# My MaraX warm-up time findings



## Jason11

I thought I'd share my findings about the warm-up time for the MaraX this morning (disclaimer; this is in no way a scientific experiment).

I've read quite a lot about the MaraX ideally needing a good 35 minutes to warm-up and have always left it at least that before pulling a shot.

My MaraX is on a WiFi plug which comes on at 5.30am. Weekdays I get up at 6am and have a bowl of cereal followed by making a Latte at around 6.15am so a 45 minute warm-up time for the machine. This morning I came downstairs to discover the filler tank light was flashing and the machine stone cold with 0 bar on the gauge so it hadn't started any warm-up cycle. I topped up the filler tank and it started its warm-up cycle. After around 15-16 minutes the machine purged some water and the lights were both solid indicating the machine was ready.

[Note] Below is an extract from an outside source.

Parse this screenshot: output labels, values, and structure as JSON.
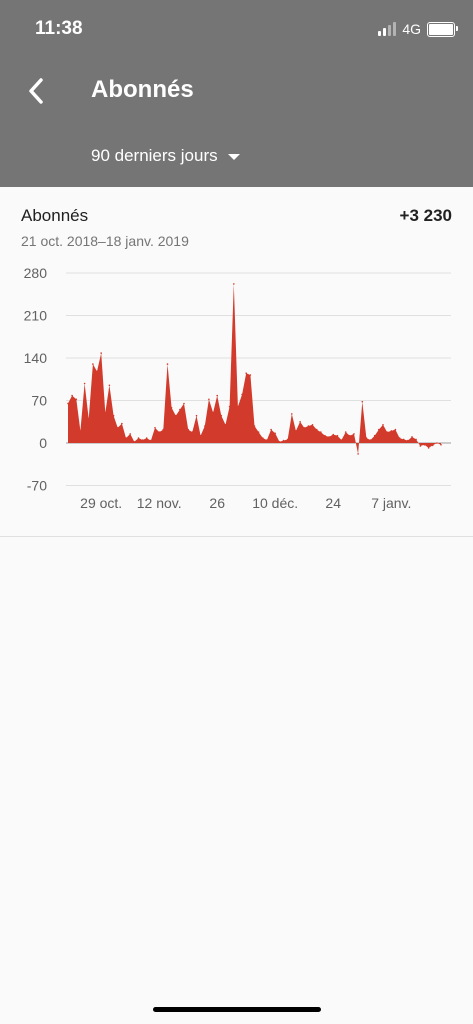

The grouphead thermometer read @85oC at this point (it usually sits between 89-91oC when idling) so I thought I'd take a chance and pull a shot anyway as I was needed to leave for work. The temp for the shot was a normal 93.5-93.8oC that was pulled and I couldn't taste any difference for the shot I got compared with a fully (35-40 minute) warmed up machine.

I just thought I'd share this information for potential MaraX owners who've seen the quoted 35-40 minute warm-up times and maybe discounted the machine for this reason.


----------



## MediumRoastSteam

@Jason11 - that's really interesting. If you do that again at some point, could you touch the e61 and feel how hot it is?


----------



## Jason11

Jason11 said:


> This morning I came downstairs to discover the filler tank light was flashing and the machine stone cold with 0 bar on the gauge so it hadn't started any warm-up cycle.

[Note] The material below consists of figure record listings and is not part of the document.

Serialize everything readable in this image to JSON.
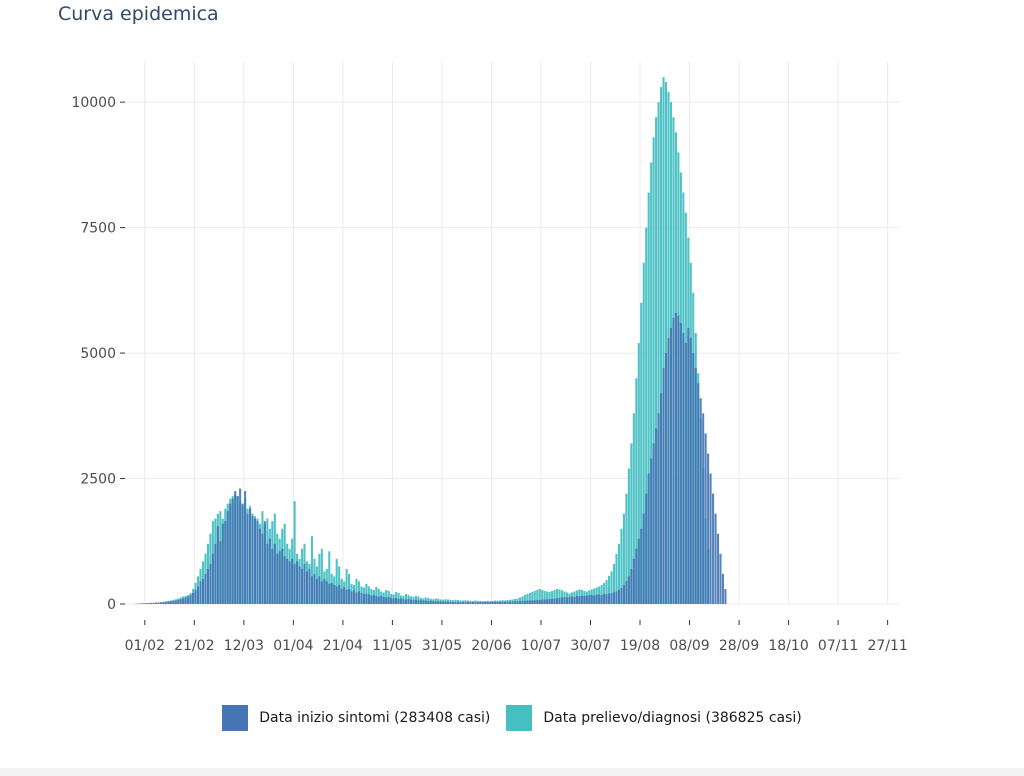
{
  "title": "Curva epidemica",
  "chart_data": {
    "type": "bar",
    "title": "Curva epidemica",
    "xlabel": "",
    "ylabel": "",
    "ylim": [
      0,
      10800
    ],
    "yticks": [
      0,
      2500,
      5000,
      7500,
      10000
    ],
    "ytick_labels": [
      "0",
      "2500",
      "5000",
      "7500",
      "10000"
    ],
    "x_range": [
      "2020-01-24",
      "2020-12-02"
    ],
    "xticks": [
      "2020-02-01",
      "2020-02-21",
      "2020-03-12",
      "2020-04-01",
      "2020-04-21",
      "2020-05-11",
      "2020-05-31",
      "2020-06-20",
      "2020-07-10",
      "2020-07-30",
      "2020-08-19",
      "2020-09-08",
      "2020-09-28",
      "2020-10-18",
      "2020-11-07",
      "2020-11-27"
    ],
    "xtick_labels": [
      "01/02",
      "21/02",
      "12/03",
      "01/04",
      "21/04",
      "11/05",
      "31/05",
      "20/06",
      "10/07",
      "30/07",
      "19/08",
      "08/09",
      "28/09",
      "18/10",
      "07/11",
      "27/11"
    ],
    "grid": true,
    "legend_position": "bottom",
    "bar_date_format": "daily",
    "series": [
      {
        "name": "Data inizio sintomi (283408 casi)",
        "color": "#4575b4",
        "start_date": "2020-01-28",
        "values": [
          5,
          10,
          12,
          15,
          18,
          20,
          22,
          25,
          28,
          30,
          35,
          40,
          45,
          50,
          55,
          60,
          70,
          80,
          95,
          110,
          130,
          150,
          180,
          220,
          280,
          350,
          450,
          500,
          600,
          700,
          800,
          1000,
          1200,
          1550,
          1250,
          1600,
          1650,
          1850,
          2000,
          2100,
          2250,
          2150,
          2300,
          2000,
          2250,
          1800,
          1900,
          1750,
          1700,
          1650,
          1500,
          1400,
          1650,
          1200,
          1300,
          1100,
          1200,
          1000,
          1050,
          1100,
          950,
          900,
          850,
          900,
          800,
          850,
          750,
          700,
          800,
          650,
          700,
          550,
          600,
          500,
          550,
          450,
          500,
          450,
          400,
          420,
          380,
          350,
          380,
          300,
          330,
          280,
          300,
          250,
          270,
          230,
          250,
          220,
          200,
          210,
          190,
          170,
          180,
          160,
          150,
          160,
          140,
          130,
          140,
          120,
          110,
          120,
          100,
          110,
          95,
          90,
          100,
          85,
          80,
          85,
          75,
          70,
          75,
          65,
          60,
          65,
          55,
          50,
          55,
          50,
          45,
          50,
          45,
          40,
          45,
          40,
          38,
          40,
          35,
          40,
          38,
          36,
          40,
          35,
          38,
          40,
          35,
          42,
          38,
          40,
          45,
          40,
          45,
          42,
          48,
          45,
          50,
          48,
          55,
          52,
          60,
          58,
          65,
          62,
          70,
          68,
          75,
          72,
          80,
          78,
          85,
          90,
          95,
          100,
          105,
          110,
          115,
          120,
          130,
          140,
          130,
          145,
          150,
          140,
          160,
          155,
          165,
          160,
          170,
          175,
          180,
          170,
          185,
          190,
          180,
          200,
          195,
          210,
          220,
          230,
          250,
          280,
          320,
          380,
          460,
          550,
          700,
          900,
          1100,
          1300,
          1500,
          1800,
          2200,
          2600,
          2900,
          3200,
          3500,
          3800,
          4200,
          4700,
          5000,
          5300,
          5500,
          5700,
          5800,
          5750,
          5600,
          5400,
          5200,
          5500,
          5300,
          5000,
          4700,
          4400,
          4100,
          3800,
          3400,
          3000,
          2600,
          2200,
          1800,
          1400,
          1000,
          600,
          300
        ]
      },
      {
        "name": "Data prelievo/diagnosi (386825 casi)",
        "color": "#45bfc2",
        "start_date": "2020-01-28",
        "values": [
          3,
          5,
          6,
          8,
          10,
          12,
          14,
          16,
          20,
          25,
          30,
          40,
          50,
          60,
          70,
          80,
          95,
          110,
          130,
          150,
          160,
          180,
          220,
          300,
          420,
          550,
          700,
          850,
          1000,
          1200,
          1400,
          1650,
          1700,
          1800,
          1850,
          1700,
          1900,
          2000,
          2100,
          2150,
          2200,
          2150,
          2050,
          1950,
          2100,
          1900,
          1950,
          1800,
          1750,
          1700,
          1600,
          1850,
          1600,
          1700,
          1500,
          1650,
          1800,
          1400,
          1300,
          1500,
          1600,
          1200,
          1100,
          1300,
          2050,
          1000,
          900,
          1100,
          1200,
          850,
          800,
          1350,
          900,
          750,
          1000,
          1100,
          650,
          700,
          1050,
          600,
          550,
          900,
          750,
          500,
          450,
          700,
          600,
          400,
          380,
          500,
          450,
          350,
          330,
          400,
          350,
          300,
          280,
          340,
          300,
          250,
          230,
          280,
          260,
          200,
          190,
          240,
          220,
          170,
          160,
          200,
          180,
          150,
          140,
          160,
          150,
          120,
          110,
          130,
          120,
          100,
          95,
          110,
          105,
          90,
          85,
          95,
          90,
          80,
          75,
          85,
          80,
          70,
          70,
          75,
          70,
          65,
          60,
          70,
          65,
          60,
          55,
          60,
          65,
          55,
          60,
          70,
          65,
          70,
          75,
          70,
          80,
          85,
          90,
          100,
          110,
          130,
          150,
          180,
          200,
          220,
          240,
          260,
          280,
          300,
          280,
          260,
          250,
          240,
          260,
          280,
          300,
          290,
          270,
          250,
          230,
          210,
          230,
          250,
          270,
          290,
          280,
          260,
          250,
          270,
          290,
          310,
          330,
          350,
          380,
          420,
          480,
          560,
          650,
          800,
          1000,
          1200,
          1500,
          1800,
          2200,
          2700,
          3200,
          3800,
          4500,
          5200,
          6000,
          6800,
          7500,
          8200,
          8800,
          9300,
          9700,
          10000,
          10300,
          10500,
          10400,
          10200,
          10000,
          9700,
          9400,
          9000,
          8600,
          8200,
          7800,
          7300,
          6800,
          6200,
          5400,
          4600,
          3700,
          2700,
          1700,
          1100
        ]
      }
    ]
  },
  "legend": {
    "items": [
      {
        "label": "Data inizio sintomi (283408 casi)",
        "color": "#4575b4"
      },
      {
        "label": "Data prelievo/diagnosi (386825 casi)",
        "color": "#45bfc2"
      }
    ]
  }
}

@MediumRoastSteam stone cold


----------



## MediumRoastSteam

Jason11 said:


> @MediumRoastSteam stone cold


 I mean, *after* the said 15m warm up! ???? - I'd be interested to see if it's super hot or just hot. I owned an HX back in the day and it was ready 26 minutes from cold. 15 minutes is fantastic!

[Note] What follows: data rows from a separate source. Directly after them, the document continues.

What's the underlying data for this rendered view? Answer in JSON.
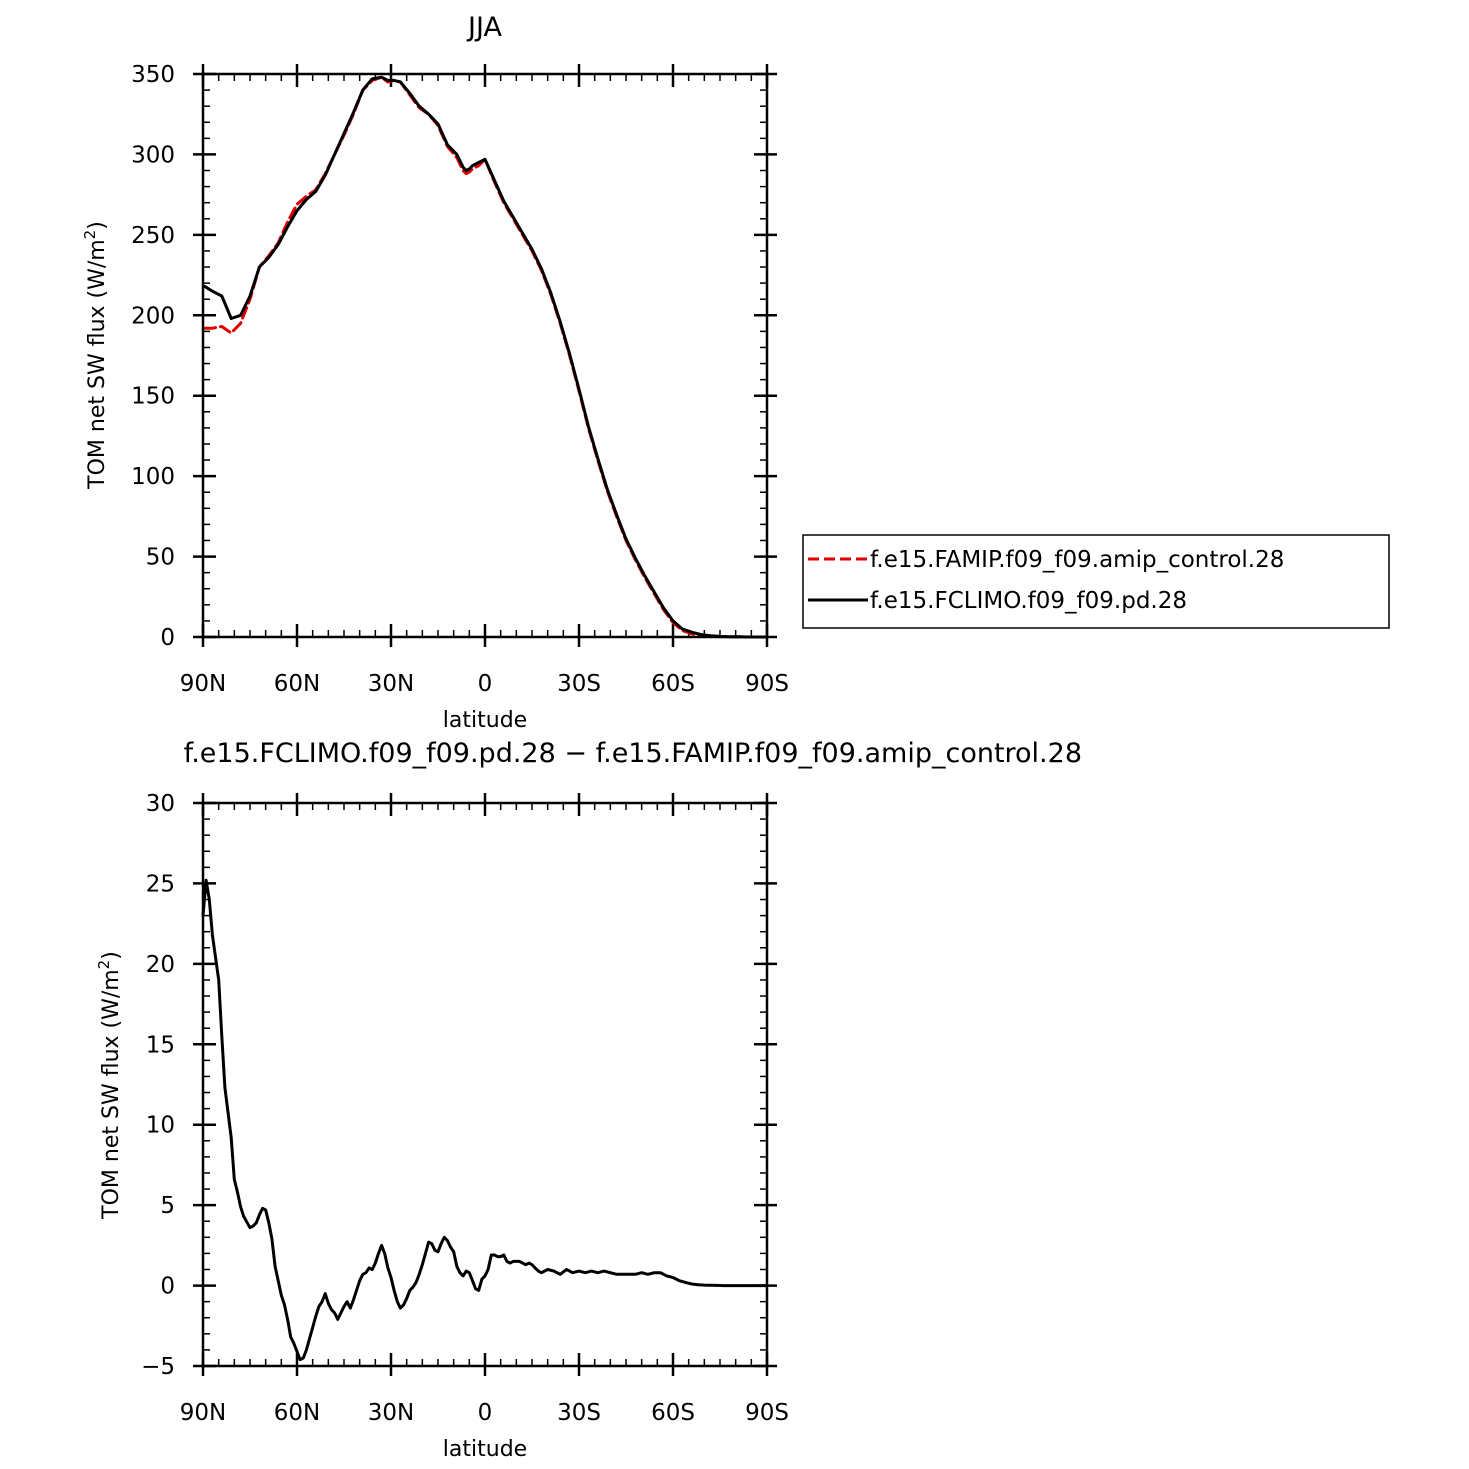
{
  "chart_data": [
    {
      "type": "line",
      "title": "JJA",
      "xlabel": "latitude",
      "ylabel": "TOM net SW flux (W/m",
      "ylabel_superscript": "2",
      "ylabel_suffix": ")",
      "xlim": [
        90,
        -90
      ],
      "ylim": [
        0,
        350
      ],
      "x_ticks": [
        {
          "value": 90,
          "label": "90N"
        },
        {
          "value": 60,
          "label": "60N"
        },
        {
          "value": 30,
          "label": "30N"
        },
        {
          "value": 0,
          "label": "0"
        },
        {
          "value": -30,
          "label": "30S"
        },
        {
          "value": -60,
          "label": "60S"
        },
        {
          "value": -90,
          "label": "90S"
        }
      ],
      "y_ticks": [
        {
          "value": 0,
          "label": "0"
        },
        {
          "value": 50,
          "label": "50"
        },
        {
          "value": 100,
          "label": "100"
        },
        {
          "value": 150,
          "label": "150"
        },
        {
          "value": 200,
          "label": "200"
        },
        {
          "value": 250,
          "label": "250"
        },
        {
          "value": 300,
          "label": "300"
        },
        {
          "value": 350,
          "label": "350"
        }
      ],
      "legend_position": "right",
      "series": [
        {
          "name": "f.e15.FAMIP.f09_f09.amip_control.28",
          "color": "#e00000",
          "dash": "dashed",
          "x": [
            89.5,
            87,
            84,
            81,
            78,
            75,
            72,
            69,
            66,
            63,
            60,
            57,
            54,
            51,
            48,
            45,
            42,
            39,
            36,
            33,
            31,
            29,
            27,
            24,
            21,
            18,
            15,
            12,
            9,
            7,
            6,
            5,
            4,
            2,
            0,
            -3,
            -6,
            -9,
            -12,
            -15,
            -18,
            -21,
            -24,
            -27,
            -30,
            -33,
            -36,
            -39,
            -42,
            -45,
            -48,
            -51,
            -54,
            -57,
            -60,
            -63,
            -66,
            -69,
            -72,
            -75,
            -78,
            -81,
            -84,
            -87,
            -89.5
          ],
          "y": [
            192,
            192,
            193,
            189,
            195,
            210,
            230,
            237,
            245,
            258,
            269,
            274,
            278,
            288,
            300,
            312,
            325,
            340,
            346,
            348,
            345,
            346,
            345,
            337,
            329,
            325,
            318,
            305,
            298,
            290,
            288,
            289,
            291,
            293,
            297,
            283,
            270,
            260,
            250,
            240,
            228,
            213,
            195,
            175,
            153,
            130,
            110,
            91,
            75,
            60,
            48,
            37,
            27,
            17,
            9,
            4,
            2,
            1,
            0.5,
            0.3,
            0.2,
            0.1,
            0,
            0,
            0
          ]
        },
        {
          "name": "f.e15.FCLIMO.f09_f09.pd.28",
          "color": "#000000",
          "dash": "solid",
          "x": [
            89.5,
            87,
            84,
            81,
            78,
            75,
            72,
            69,
            66,
            63,
            60,
            57,
            54,
            51,
            48,
            45,
            42,
            39,
            36,
            33,
            31,
            29,
            27,
            24,
            21,
            18,
            15,
            12,
            9,
            7,
            6,
            5,
            4,
            2,
            0,
            -3,
            -6,
            -9,
            -12,
            -15,
            -18,
            -21,
            -24,
            -27,
            -30,
            -33,
            -36,
            -39,
            -42,
            -45,
            -48,
            -51,
            -54,
            -57,
            -60,
            -63,
            -66,
            -69,
            -72,
            -75,
            -78,
            -81,
            -84,
            -87,
            -89.5
          ],
          "y": [
            218,
            215,
            212,
            198,
            200,
            212,
            230,
            236,
            244,
            255,
            265,
            272,
            277,
            287,
            300,
            313,
            326,
            340,
            347,
            348,
            346,
            346,
            345,
            338,
            330,
            325,
            319,
            306,
            300,
            292,
            290,
            291,
            293,
            295,
            297,
            284,
            271,
            261,
            251,
            241,
            229,
            214,
            196,
            176,
            154,
            131,
            111,
            92,
            76,
            61,
            49,
            38,
            28,
            18,
            10,
            5,
            3,
            1.5,
            0.8,
            0.4,
            0.2,
            0.1,
            0,
            0,
            0
          ]
        }
      ]
    },
    {
      "type": "line",
      "title": "f.e15.FCLIMO.f09_f09.pd.28 − f.e15.FAMIP.f09_f09.amip_control.28",
      "xlabel": "latitude",
      "ylabel": "TOM net SW flux (W/m",
      "ylabel_superscript": "2",
      "ylabel_suffix": ")",
      "xlim": [
        90,
        -90
      ],
      "ylim": [
        -5,
        30
      ],
      "x_ticks": [
        {
          "value": 90,
          "label": "90N"
        },
        {
          "value": 60,
          "label": "60N"
        },
        {
          "value": 30,
          "label": "30N"
        },
        {
          "value": 0,
          "label": "0"
        },
        {
          "value": -30,
          "label": "30S"
        },
        {
          "value": -60,
          "label": "60S"
        },
        {
          "value": -90,
          "label": "90S"
        }
      ],
      "y_ticks": [
        {
          "value": -5,
          "label": "−5"
        },
        {
          "value": 0,
          "label": "0"
        },
        {
          "value": 5,
          "label": "5"
        },
        {
          "value": 10,
          "label": "10"
        },
        {
          "value": 15,
          "label": "15"
        },
        {
          "value": 20,
          "label": "20"
        },
        {
          "value": 25,
          "label": "25"
        },
        {
          "value": 30,
          "label": "30"
        }
      ],
      "series": [
        {
          "color": "#000000",
          "dash": "solid",
          "x": [
            90,
            89,
            88,
            87,
            85,
            84,
            83,
            81,
            80,
            79,
            78,
            77,
            75,
            74,
            73,
            72,
            71,
            70,
            69,
            68,
            67,
            66,
            65,
            64,
            63,
            62,
            61,
            60,
            59,
            58,
            57,
            56,
            55,
            54,
            53,
            52,
            51,
            50,
            49,
            48,
            47,
            46,
            45,
            44,
            43,
            42,
            41,
            40,
            39,
            38,
            37,
            36,
            35,
            34,
            33,
            32,
            31,
            30,
            29,
            28,
            27,
            26,
            25,
            24,
            23,
            22,
            21,
            20,
            19,
            18,
            17,
            16,
            15,
            14,
            13,
            12,
            11,
            10,
            9,
            8,
            7,
            6,
            5,
            4,
            3,
            2,
            1,
            0,
            -1,
            -2,
            -3,
            -4,
            -5,
            -6,
            -7,
            -8,
            -9,
            -10,
            -11,
            -12,
            -13,
            -14,
            -15,
            -16,
            -17,
            -18,
            -20,
            -22,
            -24,
            -26,
            -28,
            -30,
            -32,
            -34,
            -36,
            -38,
            -40,
            -42,
            -44,
            -46,
            -48,
            -50,
            -52,
            -54,
            -56,
            -58,
            -60,
            -62,
            -64,
            -66,
            -68,
            -70,
            -72,
            -74,
            -76,
            -78,
            -80,
            -82,
            -84,
            -86,
            -88,
            -90
          ],
          "y": [
            23,
            25.2,
            24,
            21.8,
            19,
            15.5,
            12.3,
            9.2,
            6.6,
            5.8,
            4.9,
            4.3,
            3.6,
            3.7,
            3.9,
            4.4,
            4.8,
            4.7,
            3.9,
            2.9,
            1.2,
            0.3,
            -0.6,
            -1.2,
            -2.1,
            -3.2,
            -3.6,
            -4.1,
            -4.6,
            -4.5,
            -4.0,
            -3.3,
            -2.6,
            -1.9,
            -1.3,
            -1.0,
            -0.5,
            -1.1,
            -1.5,
            -1.7,
            -2.1,
            -1.7,
            -1.3,
            -1.0,
            -1.4,
            -0.9,
            -0.3,
            0.3,
            0.7,
            0.8,
            1.1,
            1.0,
            1.4,
            2.0,
            2.5,
            2.0,
            1.1,
            0.5,
            -0.3,
            -1.0,
            -1.4,
            -1.2,
            -0.8,
            -0.3,
            -0.1,
            0.2,
            0.7,
            1.3,
            2.0,
            2.7,
            2.6,
            2.2,
            2.1,
            2.6,
            3.0,
            2.8,
            2.4,
            2.1,
            1.2,
            0.8,
            0.6,
            0.9,
            0.8,
            0.3,
            -0.2,
            -0.3,
            0.4,
            0.6,
            1.0,
            1.9,
            1.9,
            1.8,
            1.8,
            1.9,
            1.5,
            1.4,
            1.5,
            1.5,
            1.5,
            1.4,
            1.3,
            1.4,
            1.3,
            1.1,
            0.9,
            0.8,
            1.0,
            0.9,
            0.7,
            1.0,
            0.8,
            0.9,
            0.8,
            0.9,
            0.8,
            0.9,
            0.8,
            0.7,
            0.7,
            0.7,
            0.7,
            0.8,
            0.7,
            0.8,
            0.8,
            0.6,
            0.5,
            0.3,
            0.2,
            0.1,
            0.05,
            0.03,
            0.02,
            0.01,
            0,
            0,
            0,
            0,
            0,
            0,
            0,
            0
          ]
        }
      ]
    }
  ]
}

one trick you can do too is to wrap a towel around the E61 for a super fast warm up! Not sure how that works with the MaraX though and its software.


----------



## DavecUK

In my tests it took 24m to be thermally correct. Mine wasn't correct on brew temps when the lights stopped flashing at 17m.


----------



## Jason11

MediumRoastSteam said:


> I mean, *after* the said 15m warm up!  - I'd be interested to see if it's super hot or just hot. I owned an HX back in the day and it was ready 26 minutes from cold. 15 minutes is fantastic!
> 
> one trick you can do too is to wrap a towel around the E61 for a super fast warm up! Not sure how that works with the MaraX though and its software.


Sorry misunderstood, I'll burn my hand for you Alberto


----------



## Jason11

DavecUK said:


> In my tests it took 24m to be thermally correct. Mine wasn't correct on brew temps when the lights stopped flashing at 17m.


I suspect it wouldn't be thermally stable from the 15-16m time when the light stopped flashing and would ideally be best to wait for the 35 minutes if its an option but at a push in an emergency (well it was for me anyway ) you can make an acceptable shot when the light stops flashing I reckon (if the grouphead thermometer is nearly up to temp)

I also saw another YT video where the tests showed it was good at 24m then unstable until 35m then stable after that.

I'll still usually have the minimum 35 minute warm-up time as it's generally on if I'm at home but would be happy to pull a shot quicker if ever the situation arises again. Although I will get in the habit of topping up the filler tank last thing at night when emptying the drip tray from now!


----------



## DavecUK

In an emergency, I'll pull a shot from anything in 15m with some flushing to warm things. 🙄


----------